No The Future of Jobs Report o World Economic Forum apresentou tendências para o mercado de trabalho – o horizonte é 2022 – que vale a pena revisitar. E sobre as quais era bom termos no espaço público quem lhes quisesse dar resposta. Nem que fosse com a humildade de, reconhecendo-as, admitir que ainda não as tem.

A internet 5G, a Inteligência Artificial e o Big Data promoverão uma aceleração tecnológica tal, que 85% das empresas inquiridas admitem vir a utilizar o Big Data na sua actividade, e entre 23% a 37% planeiam investir em robótica. Nesta linha, é expectável uma mudança significativa na fronteira entre humanos e máquinas. Em 2018, cerca de 71% do total de horas de tarefas foram executados por seres humanos e 29% por máquinas, sendo de esperar uma mudança para 58% de horas de tarefas executadas por humanos e 42% por máquinas. Cerca de 50% esperam que a automação, entretanto levada a cabo, reduza alguma da sua força de trabalho a tempo inteiro; isto considerando os perfis profissionais de que dispõem actualmente. Quanto à sua base geográfica de operações, quase metade espera modificá-la, identificando – 74% dos entrevistados – como factor determinante para essa decisão a disponibilidade de talentos locais qualificados. Ainda sobre as qualificações, nada menos que 54% de todos os empregados terão de ter alterado e/ou melhorado o seu perfil de competências.

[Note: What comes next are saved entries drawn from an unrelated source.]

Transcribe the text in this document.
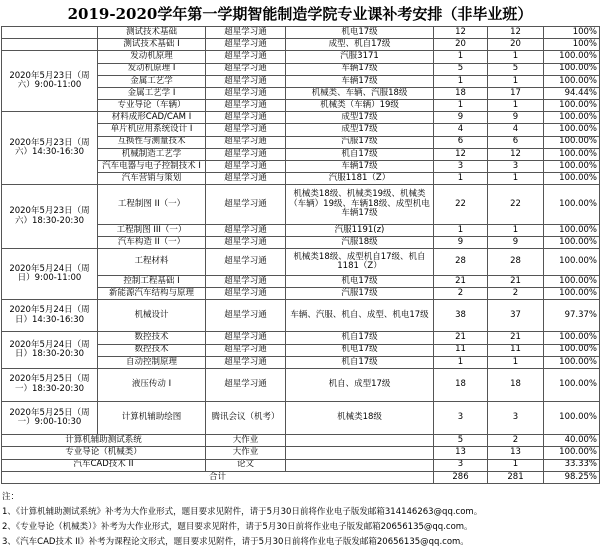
2019-2020学年第一学期智能制造学院专业课补考安排（非毕业班）
	测试技术基础	超星学习通	机电17级	12	12	100%
	测试技术基础 I	超星学习通	成型、机自17级	20	20	100%
2020年5月23日（周六）9:00-11:00	发动机原理	超星学习通	汽服3171	1	1	100.00%
	发动机原理 I	超星学习通	车辆17级	5	5	100.00%
	金属工艺学	超星学习通	车辆17级	1	1	100.00%
	金属工艺学 I	超星学习通	机械类、车辆、汽服18级	18	17	94.44%
	专业导论（车辆）	超星学习通	机械类（车辆）19级	1	1	100.00%
2020年5月23日（周六）14:30-16:30	材料成形CAD/CAM I	超星学习通	成型17级	9	9	100.00%
	单片机应用系统设计 I	超星学习通	成型17级	4	4	100.00%
	互换性与测量技术	超星学习通	汽服17级	6	6	100.00%
	机械制造工艺学	超星学习通	机自17级	12	12	100.00%
	汽车电器与电子控制技术 I	超星学习通	车辆17级	3	3	100.00%
	汽车营销与策划	超星学习通	汽服1181（Z）	1	1	100.00%
2020年5月23日（周六）18:30-20:30	工程制图 II（一）	超星学习通	机械类18级、机械类19级、机械类（车辆）19级、车辆18级、成型机电车辆17级	22	22	100.00%
	工程制图 III（一）	超星学习通	汽服1191(z)	1	1	100.00%
	汽车构造 II（一）	超星学习通	汽服18级	9	9	100.00%
2020年5月24日（周日）9:00-11:00	工程材料	超星学习通	机械类18级、成型机自17级、机自1181（Z）	28	28	100.00%
	控制工程基础 I	超星学习通	机电17级	21	21	100.00%
	新能源汽车结构与原理	超星学习通	汽服17级	2	2	100.00%
2020年5月24日（周日）14:30-16:30	机械设计	超星学习通	车辆、汽服、机自、成型、机电17级	38	37	97.37%
2020年5月24日（周日）18:30-20:30	数控技术	超星学习通	机自17级	21	21	100.00%
	数控技术	超星学习通	机电17级	11	11	100.00%
	自动控制原理	超星学习通	机自17级	1	1	100.00%
2020年5月25日（周一）18:30-20:30	液压传动 I	超星学习通	机自、成型17级	18	18	100.00%
2020年5月25日（周一）9:00-10:30	计算机辅助绘图	腾讯会议（机考）	机械类18级	3	3	100.00%
计算机辅助测试系统		大作业		5	2	40.00%
专业导论（机械类）		大作业		13	13	100.00%
汽车CAD技术 II		论文		3	1	33.33%
合计				286	281	98.25%
注：
1、《计算机辅助测试系统》补考为大作业形式，题目要求见附件，请于5月30日前将作业电子版发邮箱314146263@qq.com。
2、《专业导论（机械类）》补考为大作业形式，题目要求见附件，请于5月30日前将作业电子版发邮箱20656135@qq.com。
3、《汽车CAD技术 II》补考为课程论文形式，题目要求见附件，请于5月30日前将作业电子版发邮箱20656135@qq.com。
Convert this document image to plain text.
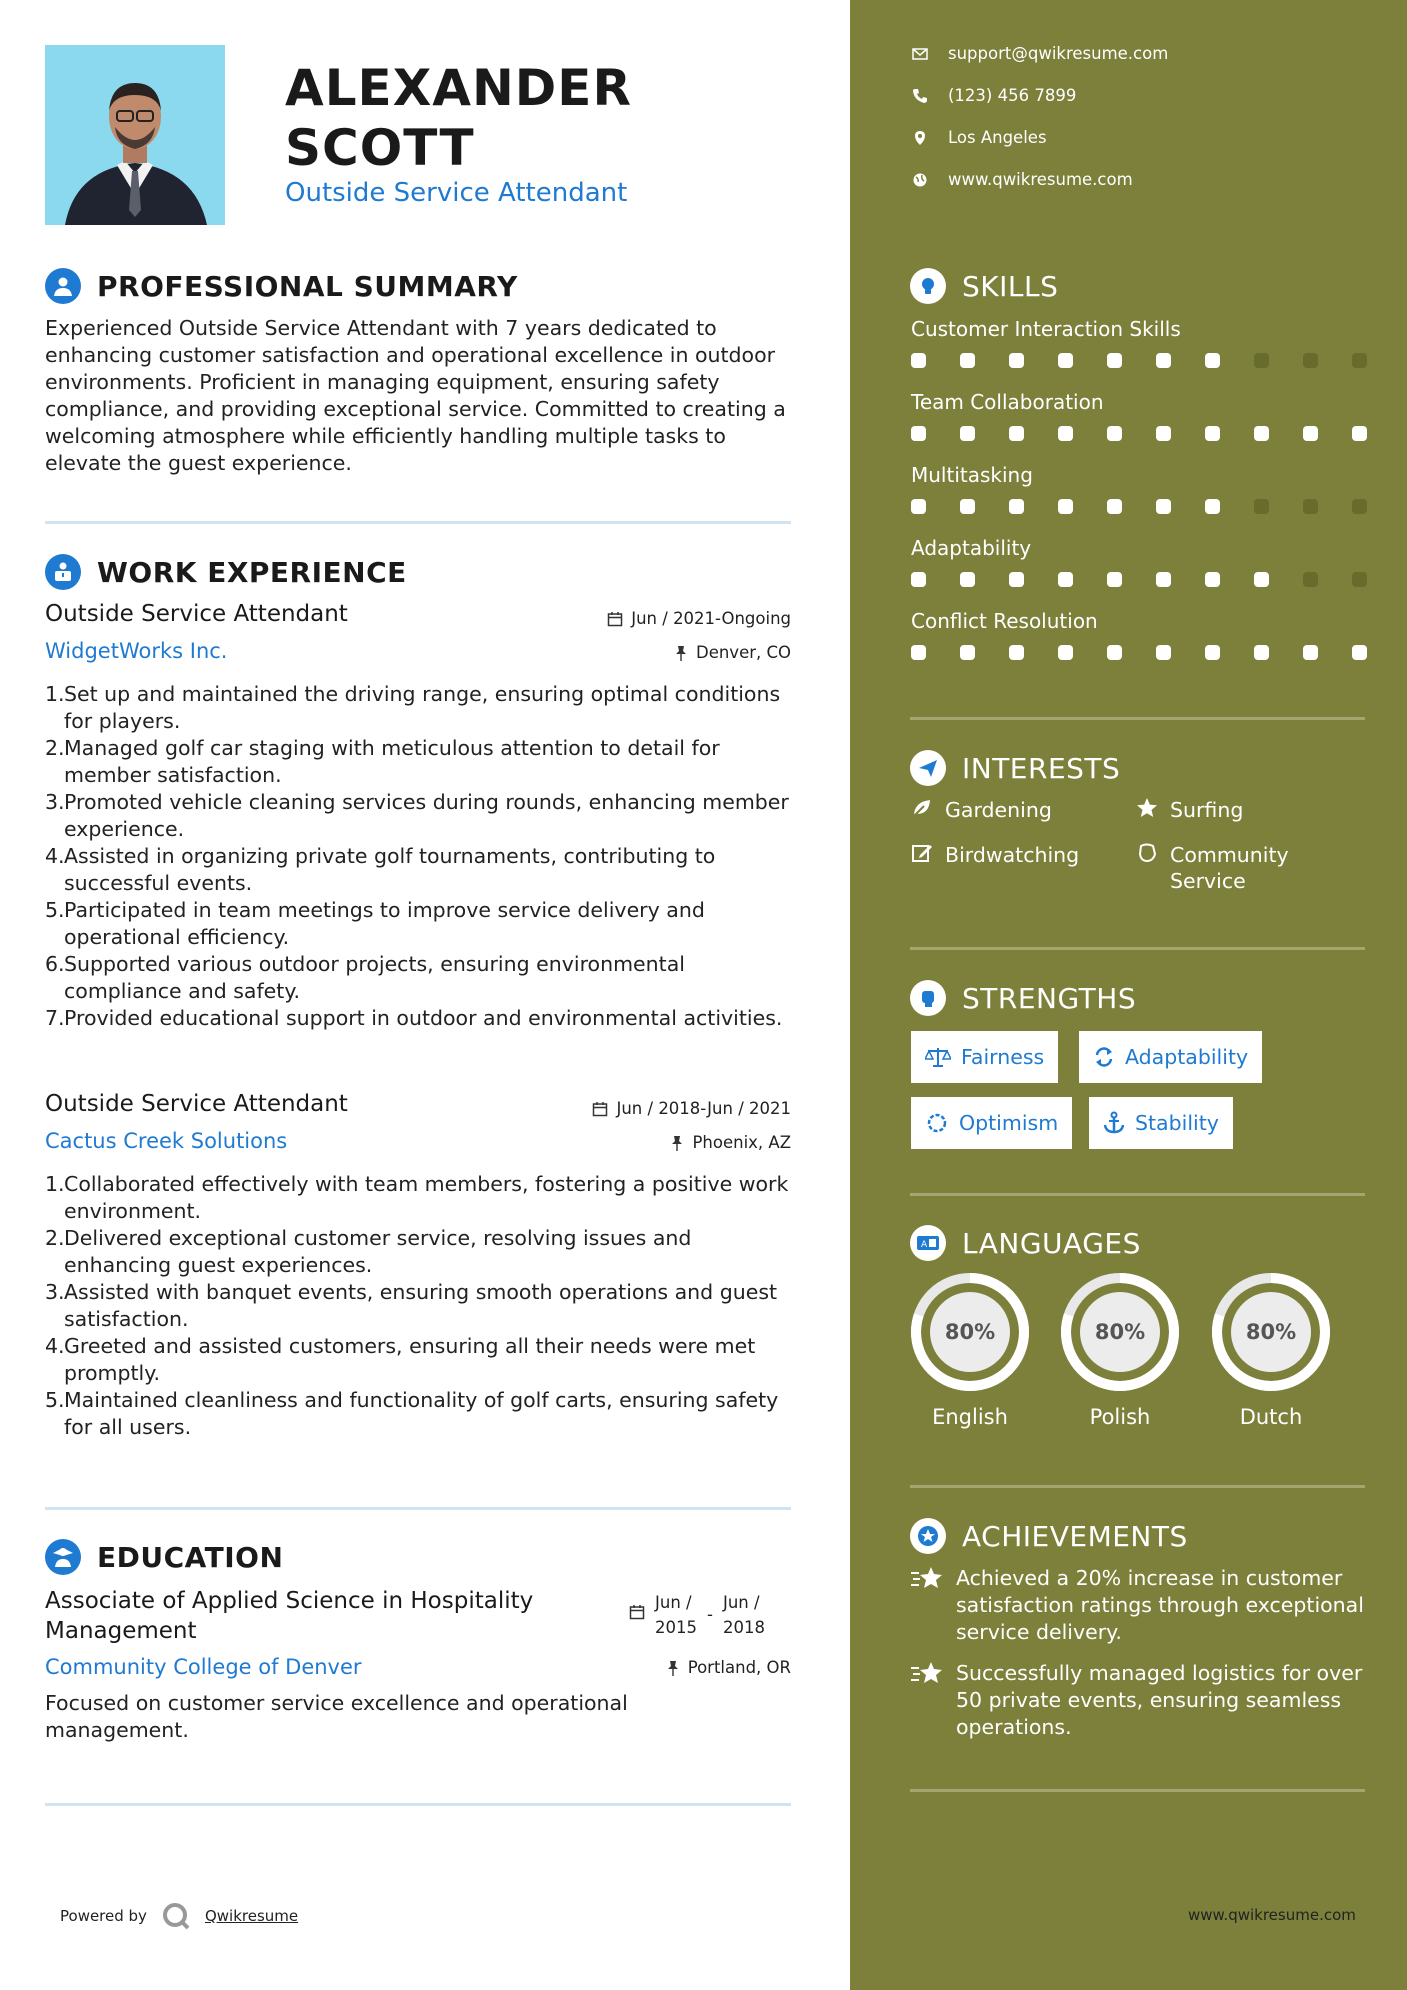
ALEXANDER
SCOTT
Outside Service Attendant
PROFESSIONAL SUMMARY
Experienced Outside Service Attendant with 7 years dedicated to enhancing customer satisfaction and operational excellence in outdoor environments. Proficient in managing equipment, ensuring safety compliance, and providing exceptional service. Committed to creating a welcoming atmosphere while efficiently handling multiple tasks to elevate the guest experience.
WORK EXPERIENCE
Outside Service Attendant	Jun / 2021-Ongoing
WidgetWorks Inc.	Denver, CO
1. Set up and maintained the driving range, ensuring optimal conditions for players.
2. Managed golf car staging with meticulous attention to detail for member satisfaction.
3. Promoted vehicle cleaning services during rounds, enhancing member experience.
4. Assisted in organizing private golf tournaments, contributing to successful events.
5. Participated in team meetings to improve service delivery and operational efficiency.
6. Supported various outdoor projects, ensuring environmental compliance and safety.
7. Provided educational support in outdoor and environmental activities.
Outside Service Attendant	Jun / 2018-Jun / 2021
Cactus Creek Solutions	Phoenix, AZ
1. Collaborated effectively with team members, fostering a positive work environment.
2. Delivered exceptional customer service, resolving issues and enhancing guest experiences.
3. Assisted with banquet events, ensuring smooth operations and guest satisfaction.
4. Greeted and assisted customers, ensuring all their needs were met promptly.
5. Maintained cleanliness and functionality of golf carts, ensuring safety for all users.
EDUCATION
Associate of Applied Science in Hospitality
Management
Jun /
2015
-
Jun /
2018
Community College of Denver	Portland, OR
Focused on customer service excellence and operational management.
Powered by	Qwikresume
support@qwikresume.com
(123) 456 7899
Los Angeles
www.qwikresume.com
SKILLS
Customer Interaction Skills
Team Collaboration
Multitasking
Adaptability
Conflict Resolution
INTERESTS
Gardening	Surfing
Birdwatching	Community Service
STRENGTHS
Fairness	Adaptability
Optimism	Stability
A LANGUAGES
80%
English
80%
Polish
80%
Dutch
ACHIEVEMENTS
Achieved a 20% increase in customer satisfaction ratings through exceptional service delivery.
Successfully managed logistics for over 50 private events, ensuring seamless operations.
www.qwikresume.com
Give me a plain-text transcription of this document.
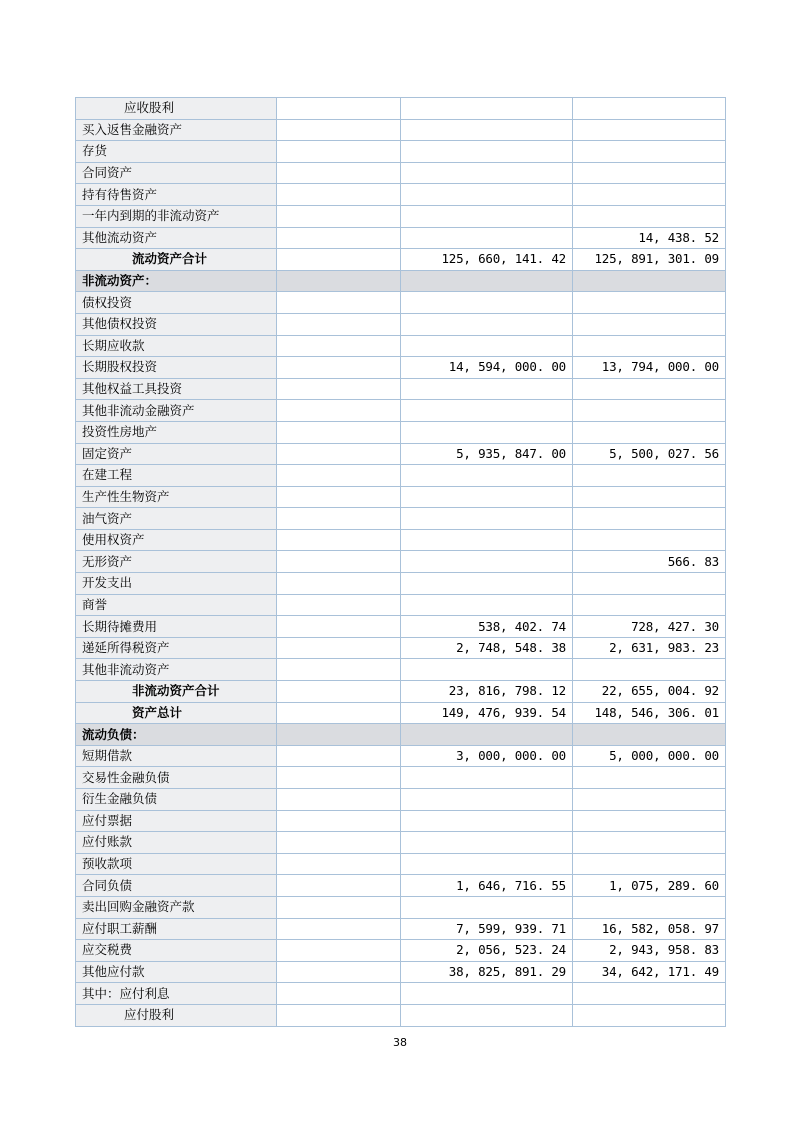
应收股利			
买入返售金融资产			
存货			
合同资产			
持有待售资产			
一年内到期的非流动资产			
其他流动资产			14, 438. 52
流动资产合计		125, 660, 141. 42	125, 891, 301. 09
非流动资产：			
债权投资			
其他债权投资			
长期应收款			
长期股权投资		14, 594, 000. 00	13, 794, 000. 00
其他权益工具投资			
其他非流动金融资产			
投资性房地产			
固定资产		5, 935, 847. 00	5, 500, 027. 56
在建工程			
生产性生物资产			
油气资产			
使用权资产			
无形资产			566. 83
开发支出			
商誉			
长期待摊费用		538, 402. 74	728, 427. 30
递延所得税资产		2, 748, 548. 38	2, 631, 983. 23
其他非流动资产			
非流动资产合计		23, 816, 798. 12	22, 655, 004. 92
资产总计		149, 476, 939. 54	148, 546, 306. 01
流动负债：			
短期借款		3, 000, 000. 00	5, 000, 000. 00
交易性金融负债			
衍生金融负债			
应付票据			
应付账款			
预收款项			
合同负债		1, 646, 716. 55	1, 075, 289. 60
卖出回购金融资产款			
应付职工薪酬		7, 599, 939. 71	16, 582, 058. 97
应交税费		2, 056, 523. 24	2, 943, 958. 83
其他应付款		38, 825, 891. 29	34, 642, 171. 49
其中：应付利息			
应付股利			
38
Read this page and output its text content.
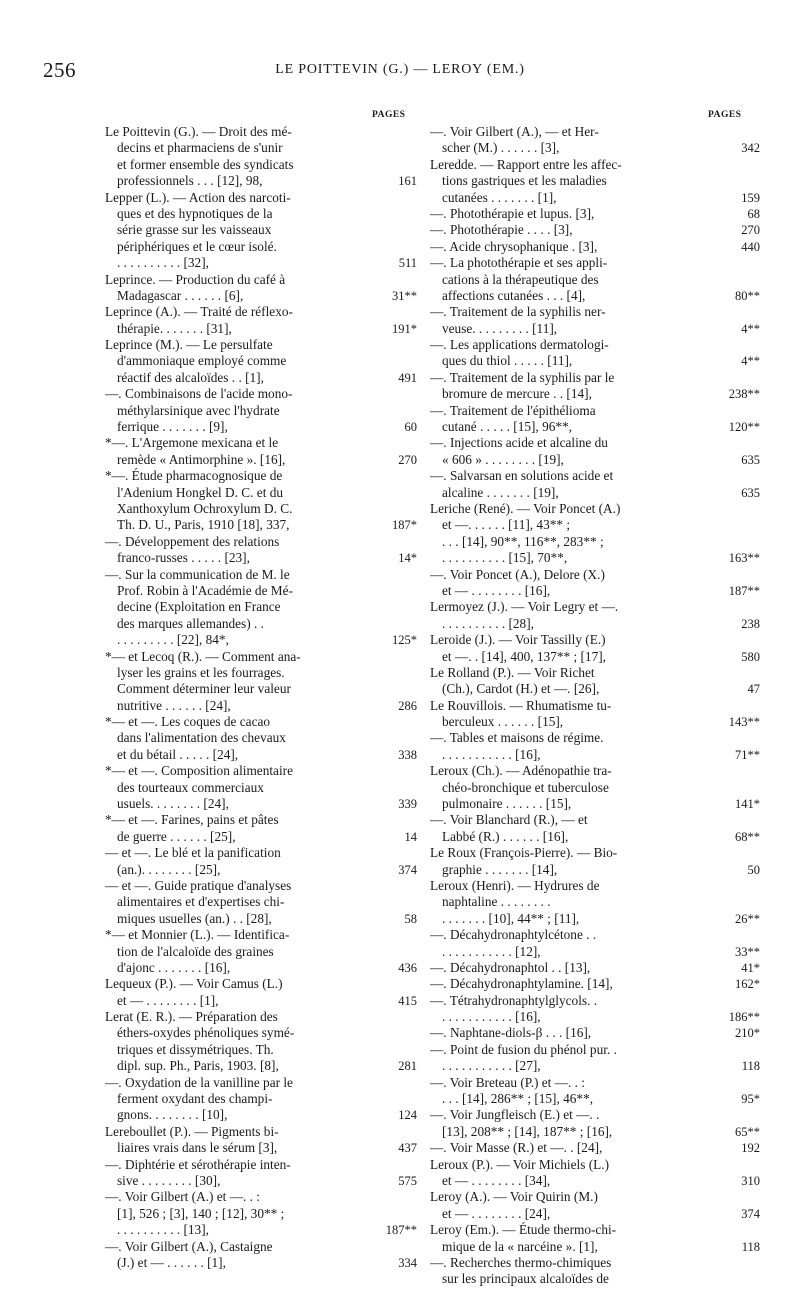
256	LE POITTEVIN (G.) — LEROY (EM.)
PAGES	PAGES
Le Poittevin (G.). — Droit des mé-
decins et pharmaciens de s'unir
et former ensemble des syndicats
professionnels . . . [12], 98,	161
Lepper (L.). — Action des narcoti-
ques et des hypnotiques de la
série grasse sur les vaisseaux
périphériques et le cœur isolé.
. . . . . . . . . . [32],	511
Leprince. — Production du café à
Madagascar . . . . . . [6],	31**
Leprince (A.). — Traité de réflexo-
thérapie. . . . . . . [31],	191*
Leprince (M.). — Le persulfate
d'ammoniaque employé comme
réactif des alcaloïdes . . [1],	491
—. Combinaisons de l'acide mono-
méthylarsinique avec l'hydrate
ferrique . . . . . . . [9],	60
*—. L'Argemone mexicana et le
remède « Antimorphine ». [16],	270
*—. Étude pharmacognosique de
l'Adenium Hongkel D. C. et du
Xanthoxylum Ochroxylum D. C.
Th. D. U., Paris, 1910 [18], 337,	187*
—. Développement des relations
franco-russes . . . . . [23],	14*
—. Sur la communication de M. le
Prof. Robin à l'Académie de Mé-
decine (Exploitation en France
des marques allemandes) . .
. . . . . . . . . [22], 84*,	125*
*— et Lecoq (R.). — Comment ana-
lyser les grains et les fourrages.
Comment déterminer leur valeur
nutritive . . . . . . [24],	286
*— et —. Les coques de cacao
dans l'alimentation des chevaux
et du bétail . . . . . [24],	338
*— et —. Composition alimentaire
des tourteaux commerciaux
usuels. . . . . . . . [24],	339
*— et —. Farines, pains et pâtes
de guerre . . . . . . [25],	14
— et —. Le blé et la panification
(an.). . . . . . . . [25],	374
— et —. Guide pratique d'analyses
alimentaires et d'expertises chi-
miques usuelles (an.) . . [28],	58
*— et Monnier (L.). — Identifica-
tion de l'alcaloïde des graines
d'ajonc . . . . . . . [16],	436
Lequeux (P.). — Voir Camus (L.)
et — . . . . . . . . [1],	415
Lerat (E. R.). — Préparation des
éthers-oxydes phénoliques symé-
triques et dissymétriques. Th.
dipl. sup. Ph., Paris, 1903. [8],	281
—. Oxydation de la vanilline par le
ferment oxydant des champi-
gnons. . . . . . . . [10],	124
Lereboullet (P.). — Pigments bi-
liaires vrais dans le sérum [3],	437
—. Diphtérie et sérothérapie inten-
sive . . . . . . . . [30],	575
—. Voir Gilbert (A.) et —. . :
[1], 526 ; [3], 140 ; [12], 30** ;
. . . . . . . . . . [13],	187**
—. Voir Gilbert (A.), Castaigne
(J.) et — . . . . . . [1],	334
—. Voir Gilbert (A.), — et Her-
scher (M.) . . . . . . [3],	342
Leredde. — Rapport entre les affec-
tions gastriques et les maladies
cutanées . . . . . . . [1],	159
—. Photothérapie et lupus. [3],	68
—. Photothérapie . . . . [3],	270
—. Acide chrysophanique . [3],	440
—. La photothérapie et ses appli-
cations à la thérapeutique des
affections cutanées . . . [4],	80**
—. Traitement de la syphilis ner-
veuse. . . . . . . . . [11],	4**
—. Les applications dermatologi-
ques du thiol . . . . . [11],	4**
—. Traitement de la syphilis par le
bromure de mercure . . [14],	238**
—. Traitement de l'épithélioma
cutané . . . . . [15], 96**,	120**
—. Injections acide et alcaline du
« 606 » . . . . . . . . [19],	635
—. Salvarsan en solutions acide et
alcaline . . . . . . . [19],	635
Leriche (René). — Voir Poncet (A.)
et —. . . . . . [11], 43** ;
. . . [14], 90**, 116**, 283** ;
. . . . . . . . . . [15], 70**,	163**
—. Voir Poncet (A.), Delore (X.)
et — . . . . . . . . [16],	187**
Lermoyez (J.). — Voir Legry et —.
. . . . . . . . . . [28],	238
Leroide (J.). — Voir Tassilly (E.)
et —. . [14], 400, 137** ; [17],	580
Le Rolland (P.). — Voir Richet
(Ch.), Cardot (H.) et —. [26],	47
Le Rouvillois. — Rhumatisme tu-
berculeux . . . . . . [15],	143**
—. Tables et maisons de régime.
. . . . . . . . . . . [16],	71**
Leroux (Ch.). — Adénopathie tra-
chéo-bronchique et tuberculose
pulmonaire . . . . . . [15],	141*
—. Voir Blanchard (R.), — et
Labbé (R.) . . . . . . [16],	68**
Le Roux (François-Pierre). — Bio-
graphie . . . . . . . [14],	50
Leroux (Henri). — Hydrures de
naphtaline . . . . . . . .
. . . . . . . [10], 44** ; [11],	26**
—. Décahydronaphtylcétone . .
. . . . . . . . . . . [12],	33**
—. Décahydronaphtol . . [13],	41*
—. Décahydronaphtylamine. [14],	162*
—. Tétrahydronaphtylglycols. .
. . . . . . . . . . . [16],	186**
—. Naphtane-diols-β . . . [16],	210*
—. Point de fusion du phénol pur. .
. . . . . . . . . . . [27],	118
—. Voir Breteau (P.) et —. . :
. . . [14], 286** ; [15], 46**,	95*
—. Voir Jungfleisch (E.) et —. .
[13], 208** ; [14], 187** ; [16],	65**
—. Voir Masse (R.) et —. . [24],	192
Leroux (P.). — Voir Michiels (L.)
et — . . . . . . . . [34],	310
Leroy (A.). — Voir Quirin (M.)
et — . . . . . . . . [24],	374
Leroy (Em.). — Étude thermo-chi-
mique de la « narcéine ». [1],	118
—. Recherches thermo-chimiques
sur les principaux alcaloïdes de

Não vou sequer entrar no impacte que a tecnologia terá sobre profissões tidas, até há bem pouco tempo, como insubstituíveis por máquinas; e sim, estou por exemplo a falar de professores, médicos e juízes. Nem vou tecer considerações sobre o quanto isso alterará a estrutura do mercado de trabalho. Esperar que a CGTP olhe para o mundo com um olhar diferente do seu seria o mesmo que esperar que o escorpião não matasse a rã; não está na sua natureza.

O que confrange, portanto, nem é a CGTP – que o país conhece bem e sabe o que dela (não) pode esperar – não endereçar a estes desafios qualquer resposta que não seja a velha cassete (é anacrónico, não é?) da luta de classes. O que confrange são os silêncios cúmplices de quem permitiu o circo, as ausências incompetentes de quem não o contestou substantivamente e as palmas que ainda soaram na Alameda (mesmo daqueles que, lá não podendo ter ido por falta de salvo-conduto, aplaudiram em casa).

O futuro, esse, olhando este país, cantarola o mambembe do Chico Buarque: No palco, na praça, no circo, num banco de jardim, Correndo no escuro, pichado no muro, Você vai saber de mim. A bem ou a mal.